Campaign Promises: The Lesser Evil
In the 2008 campaign, candidate Obama made a number of specific policy proposals. We can call these campaign promises—so long as we understand that they’re implicitly conditioned on Congressional approval and subject to change in light of unanticipated developments. Needless to say, not all of these “promises” became reality. Sometimes, as with the individual mandate in healthcare reform, Congress went a different direction. In other cases, the situation developed. The “promise” to personally meet with the leaders of Iran was made before the Green Revolution. That changed things. While we lament “broken campaign promises,” nobody seriously expects every last policy proposal made during a campaign to get implemented exactly as proposed. We get that the more detailed a candidate’s proposals are the less likely they are to be enacted precisely as written. Candidates make promises of the policies they hope to enact to let people know the direction they would like to lead in. Reality intervenes. Hopefully the principles stay the same.

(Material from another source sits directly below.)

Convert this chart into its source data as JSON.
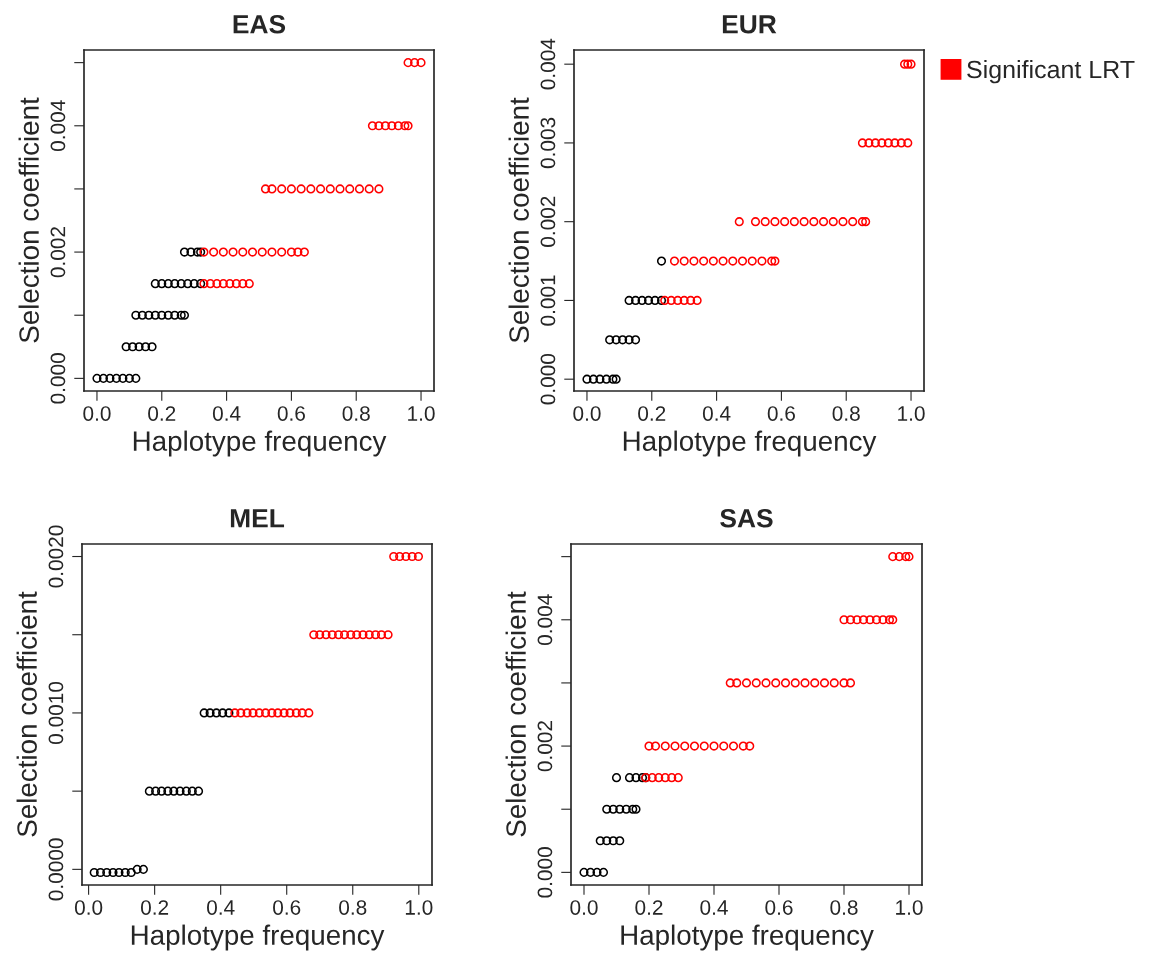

The Romney Campaign has taken a different tact. They’re avoiding putting out any sort of detailed proposal. I’m getting mailings from Romney that blame Obama for every bad thing in the world—but are puzzlingly opaque on what, if anything, Romney would do if elected President. His campaign says they can’t give policy details because it would “just allow the Obama campaign to shoot at it.” The only detail we know about the policies is that they’re likely to be so unpopular that Romney would rather be vague about them than risk the political fallout of what he actually plans to do if elected.
So Romney, give me some campaign promises. I don’t expect you to actually implement them. Considering your record of politically convenient reversals, I won’t even expect you to mean them sincerely. But come on. Offer some details. Nobody wants to vote for the wildcard.